Jay was actually Joseph M. Lerant, my best friend’s older brother. He was a type 1 diabetic. He survived the COVID 19 outbreak in the nursing home. He was 73 when he died on February 17, 2021. You see February 22 was Jay’s funeral service. He was only three years older than me. And he has “gone to his reward.” He was something of a miracle man in that he had juvenile Type 1 diabetes, yet lived to 73 with all of his limbs in tact. There was a pesky wound on his heal that refused to heal. Perhaps it was talk of amputating that foot that led him to loose his grip on life.
One of my first introductions to classical music was when I heard him practicing and learning to play the following on the upright piano in their dining room.
And then there was this one.
Oh goodness. I am about to cry. He would tease his sister Dana and me mercilessly. He gave us nicknames. The three of us took silly photos together when I got hold of a camera once.
When he advanced to this piece I was mesmerized by the music. His hands flying over the keys as he practiced. Not Grandma Snapp’s piano hymns.
One time when I “was invited over” for dinner Jay’s details of the anatomy of a chicken almost made me ‘barf.’ He nicknamed his mother’s favorite tea “constant vomit,” instead of Constant Comment.
He had an amazing brain.
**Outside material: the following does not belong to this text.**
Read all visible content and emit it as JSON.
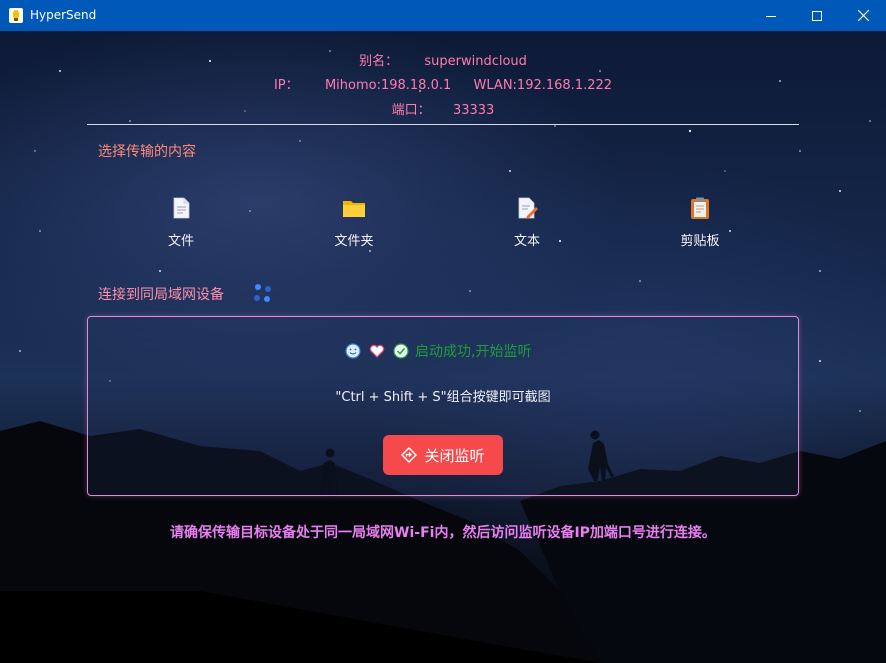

He could remember not only conversations, where you were going when it took place, but the date and usually the time. Often he recalled the weather that day and perhaps what you were wearing.
Jay was the first person I knew who went to a counselor regularly. His sharing of that experience was a generous gift. I have now seen my share of counselors.
May he rest in peace in the Presence of our Resurrected Lord and Savior.
St. Ignatius prayed, ““Wherever Your glory be best served, whenever, however; there, then, and in that state let me Your servant be; only hide not from me Your divine love.”